Microsoft has enough cash and minimal debt to hire some great minds dedicated to innovation. While Apple and Google brands thrive, Microsoft remains tired and apparently resigned to become the elder statesman among young, fresh ideas and go-getters. Oracle has the distinction of offering great customer service. While its product offerings may not be as sexy as the ones offered by Apple and Google, Oracle has maintained a loyal customer base through quick, responsive and effective customer service.

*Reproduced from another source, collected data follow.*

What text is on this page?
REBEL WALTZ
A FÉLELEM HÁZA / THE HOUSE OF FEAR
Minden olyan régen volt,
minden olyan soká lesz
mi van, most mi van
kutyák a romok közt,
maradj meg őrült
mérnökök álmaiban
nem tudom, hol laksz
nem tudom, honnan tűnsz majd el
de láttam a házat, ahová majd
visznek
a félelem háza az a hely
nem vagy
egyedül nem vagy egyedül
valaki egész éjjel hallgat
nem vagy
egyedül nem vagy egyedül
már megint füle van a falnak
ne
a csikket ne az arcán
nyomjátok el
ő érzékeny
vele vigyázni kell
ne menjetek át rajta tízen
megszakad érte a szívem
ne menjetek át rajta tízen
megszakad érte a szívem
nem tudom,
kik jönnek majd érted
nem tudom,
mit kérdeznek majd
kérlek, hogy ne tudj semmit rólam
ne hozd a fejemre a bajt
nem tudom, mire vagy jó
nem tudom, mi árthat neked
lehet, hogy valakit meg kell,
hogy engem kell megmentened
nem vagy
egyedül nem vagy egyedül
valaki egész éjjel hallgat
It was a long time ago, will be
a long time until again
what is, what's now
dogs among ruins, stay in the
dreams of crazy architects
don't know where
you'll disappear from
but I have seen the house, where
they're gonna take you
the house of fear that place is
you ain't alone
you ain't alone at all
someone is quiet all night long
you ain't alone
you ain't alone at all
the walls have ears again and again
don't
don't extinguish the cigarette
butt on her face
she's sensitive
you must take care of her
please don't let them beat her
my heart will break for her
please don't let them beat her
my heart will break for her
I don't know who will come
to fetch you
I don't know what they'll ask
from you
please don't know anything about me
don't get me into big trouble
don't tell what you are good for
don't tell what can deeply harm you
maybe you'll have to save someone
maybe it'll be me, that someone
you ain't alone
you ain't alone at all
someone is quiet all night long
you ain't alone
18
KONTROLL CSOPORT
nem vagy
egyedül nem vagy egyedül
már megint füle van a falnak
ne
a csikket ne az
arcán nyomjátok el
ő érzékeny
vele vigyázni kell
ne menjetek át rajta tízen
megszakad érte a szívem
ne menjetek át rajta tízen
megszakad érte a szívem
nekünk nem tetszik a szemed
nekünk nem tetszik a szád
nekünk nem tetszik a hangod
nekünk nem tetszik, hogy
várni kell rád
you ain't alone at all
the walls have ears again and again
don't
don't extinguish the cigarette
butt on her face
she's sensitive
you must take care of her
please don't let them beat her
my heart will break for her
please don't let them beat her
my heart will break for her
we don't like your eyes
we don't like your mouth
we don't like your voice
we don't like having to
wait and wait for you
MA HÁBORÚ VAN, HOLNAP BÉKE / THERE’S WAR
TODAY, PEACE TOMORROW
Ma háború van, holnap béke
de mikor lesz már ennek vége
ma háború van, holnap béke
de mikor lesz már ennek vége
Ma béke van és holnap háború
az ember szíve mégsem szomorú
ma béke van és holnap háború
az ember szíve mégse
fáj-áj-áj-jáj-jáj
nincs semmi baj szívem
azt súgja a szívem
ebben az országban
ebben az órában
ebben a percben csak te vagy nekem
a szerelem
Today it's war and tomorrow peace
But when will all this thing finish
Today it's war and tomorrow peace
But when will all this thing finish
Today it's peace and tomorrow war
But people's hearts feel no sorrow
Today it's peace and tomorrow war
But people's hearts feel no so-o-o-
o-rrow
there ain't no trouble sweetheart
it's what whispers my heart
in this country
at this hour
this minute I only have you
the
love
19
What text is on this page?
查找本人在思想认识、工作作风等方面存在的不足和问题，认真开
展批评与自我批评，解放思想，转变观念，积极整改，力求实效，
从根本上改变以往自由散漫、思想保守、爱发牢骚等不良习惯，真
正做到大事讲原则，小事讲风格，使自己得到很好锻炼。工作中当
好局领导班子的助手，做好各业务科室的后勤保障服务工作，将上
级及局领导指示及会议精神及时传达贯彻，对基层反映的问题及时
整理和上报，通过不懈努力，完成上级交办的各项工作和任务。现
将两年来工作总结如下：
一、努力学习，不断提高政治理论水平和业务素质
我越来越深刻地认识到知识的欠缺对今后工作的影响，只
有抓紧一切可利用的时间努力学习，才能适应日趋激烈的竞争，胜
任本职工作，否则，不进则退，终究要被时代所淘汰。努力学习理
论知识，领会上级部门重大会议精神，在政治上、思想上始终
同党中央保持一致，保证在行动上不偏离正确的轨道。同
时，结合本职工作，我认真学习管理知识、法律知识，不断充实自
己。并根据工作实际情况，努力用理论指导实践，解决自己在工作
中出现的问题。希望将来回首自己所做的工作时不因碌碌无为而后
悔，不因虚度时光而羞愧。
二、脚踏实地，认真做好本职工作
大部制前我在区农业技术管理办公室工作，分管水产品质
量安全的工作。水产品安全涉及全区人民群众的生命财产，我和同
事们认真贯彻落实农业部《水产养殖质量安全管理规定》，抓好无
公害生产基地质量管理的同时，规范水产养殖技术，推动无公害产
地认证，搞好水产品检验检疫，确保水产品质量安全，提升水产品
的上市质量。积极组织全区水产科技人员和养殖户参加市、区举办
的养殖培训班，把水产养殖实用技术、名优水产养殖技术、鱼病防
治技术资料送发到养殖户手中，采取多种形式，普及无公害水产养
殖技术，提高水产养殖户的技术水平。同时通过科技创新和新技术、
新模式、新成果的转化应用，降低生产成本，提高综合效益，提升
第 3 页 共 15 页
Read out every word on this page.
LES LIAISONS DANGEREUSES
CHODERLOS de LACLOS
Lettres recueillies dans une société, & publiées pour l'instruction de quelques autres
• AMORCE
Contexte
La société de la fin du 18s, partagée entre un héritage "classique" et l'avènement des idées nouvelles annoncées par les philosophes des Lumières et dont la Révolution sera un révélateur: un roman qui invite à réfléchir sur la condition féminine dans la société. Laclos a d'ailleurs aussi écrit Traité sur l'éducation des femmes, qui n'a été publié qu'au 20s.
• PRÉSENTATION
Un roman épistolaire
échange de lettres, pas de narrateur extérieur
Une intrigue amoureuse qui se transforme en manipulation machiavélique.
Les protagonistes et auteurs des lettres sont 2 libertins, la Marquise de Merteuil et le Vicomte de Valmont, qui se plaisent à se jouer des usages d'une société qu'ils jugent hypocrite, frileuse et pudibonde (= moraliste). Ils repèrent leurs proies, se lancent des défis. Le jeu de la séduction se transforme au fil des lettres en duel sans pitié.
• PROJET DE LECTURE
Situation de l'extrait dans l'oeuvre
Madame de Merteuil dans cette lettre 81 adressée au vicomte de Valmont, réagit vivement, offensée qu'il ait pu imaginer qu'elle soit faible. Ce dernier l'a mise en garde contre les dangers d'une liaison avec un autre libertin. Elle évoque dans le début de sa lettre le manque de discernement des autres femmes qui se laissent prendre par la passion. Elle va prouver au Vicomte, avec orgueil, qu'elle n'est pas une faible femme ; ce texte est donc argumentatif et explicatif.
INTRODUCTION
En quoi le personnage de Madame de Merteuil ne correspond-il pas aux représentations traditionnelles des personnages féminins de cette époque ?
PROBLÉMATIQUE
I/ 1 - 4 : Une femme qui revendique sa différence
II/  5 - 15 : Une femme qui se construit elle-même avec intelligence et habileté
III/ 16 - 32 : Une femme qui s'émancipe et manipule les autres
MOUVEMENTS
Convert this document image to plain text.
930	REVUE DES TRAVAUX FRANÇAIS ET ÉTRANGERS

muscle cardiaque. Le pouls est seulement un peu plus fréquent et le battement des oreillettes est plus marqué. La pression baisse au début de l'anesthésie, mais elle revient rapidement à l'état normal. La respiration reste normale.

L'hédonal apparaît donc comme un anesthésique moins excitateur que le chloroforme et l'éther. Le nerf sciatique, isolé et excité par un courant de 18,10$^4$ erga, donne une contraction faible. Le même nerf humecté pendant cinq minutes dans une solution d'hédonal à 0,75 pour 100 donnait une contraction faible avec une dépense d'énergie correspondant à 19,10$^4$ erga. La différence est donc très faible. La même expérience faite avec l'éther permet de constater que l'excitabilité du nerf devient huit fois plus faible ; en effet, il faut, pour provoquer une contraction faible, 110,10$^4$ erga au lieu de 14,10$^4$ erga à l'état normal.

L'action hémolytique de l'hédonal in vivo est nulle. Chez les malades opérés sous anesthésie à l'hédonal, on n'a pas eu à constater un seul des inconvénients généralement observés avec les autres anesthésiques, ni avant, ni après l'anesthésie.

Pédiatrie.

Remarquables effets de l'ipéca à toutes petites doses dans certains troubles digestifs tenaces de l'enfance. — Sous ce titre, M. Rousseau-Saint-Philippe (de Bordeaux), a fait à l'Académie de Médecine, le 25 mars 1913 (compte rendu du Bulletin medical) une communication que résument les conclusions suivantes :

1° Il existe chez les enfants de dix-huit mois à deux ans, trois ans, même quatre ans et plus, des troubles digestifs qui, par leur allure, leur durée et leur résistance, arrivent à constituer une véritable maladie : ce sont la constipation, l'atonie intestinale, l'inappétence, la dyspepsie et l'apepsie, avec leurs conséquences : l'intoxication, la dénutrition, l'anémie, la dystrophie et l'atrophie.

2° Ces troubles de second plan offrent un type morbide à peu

Microsoft’s situation is certainly not dire in its current form. It has sizable cash reserves, consistent sales of its existing offerings and will continue to upgrade and refine these offerings. Whether this is the time to spend even more on R&D is questionable, as there is still uncertainty with respect to the possible U.S. recession and the European financial crises has yet to show signs of recovery. Innovation in the current economic and capital markets environments is a really tough call as it is hard to justify huge capital expenditures for un-tried products in times when austerity is viewed as the best quality. Microsoft has found itself in the position of a Goliath and now the mentality of one, too. What is needed, instead is a renewed focus on the ingenuity that brought it to its current position. In other words, Microsoft needs to grow now or it will shrink.
Disclosure: I have no positions in any stocks mentioned, and no plans to initiate any positions within the next 72 hours.